Modelling CFU of MRSA biofilm using bioluminescence: (a) Biofilm BLI versus CFU experimental data, with prediction model equation at the bottom right, showing very wide intervals for each prediction (for details see text). (b) Schematic of a metal washer with a small average biofilm volume ($0.002{\mathrm{cm}}^3$) compared with planktonic suspensions. The surface area of the metal washer was $0.94{\mathrm{cm}}^2$; (c) model performance bar plot indicates the spread of obtained biofilm data reduces the reliability of this model—most predictions made by it differ from actual, obtained CFU values by a factor of 3 or more.

Fig. 5

White light, bioluminescence, and cross-sectional OCT images of (a) high and (b) low density biofilms of comparable volumes but different densities and subsequent effects on produced bioluminescence signal; (c) sample volume versus BLI produced; (d) biofilm density versus its BLI; (e) biofilm density versus BLI per CFU plot.

Fig. 6

Improved CFU prediction models, using BLI and volume: (a) Biofilm predictor model, improved from $R^2=0.59$ to 0.84 by adding sample density.
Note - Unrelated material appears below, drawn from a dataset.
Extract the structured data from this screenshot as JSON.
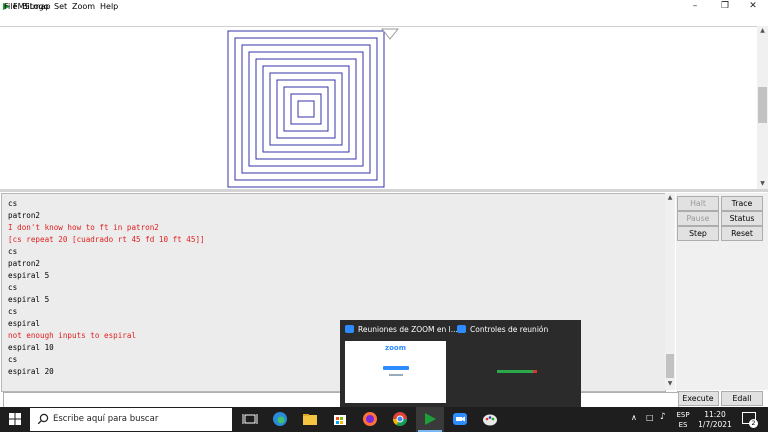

Model (gray plane of fit) is described by equation below graph; (b) similar model adjustment for planktonic bacteria; (c) joint model predicting CFU of both biofilm and planktonic MRSA; (d) prediction accuracy for panel (a) showing the proportion of points falling within defined absolute distances from the model-predicted mean CFU; (e) corresponding evaluation of model performance in panel (b) for planktonic MRSA; (f) accuracy of the joint biofilm–planktonic model. To account for differing sample sizes ($N_{\text{biofilm}}=57$, $N_{\text{planktonic}}=856$), a subset of $N=57$ planktonic samples was randomly selected to match the biofilm group for prediction ratio assessment.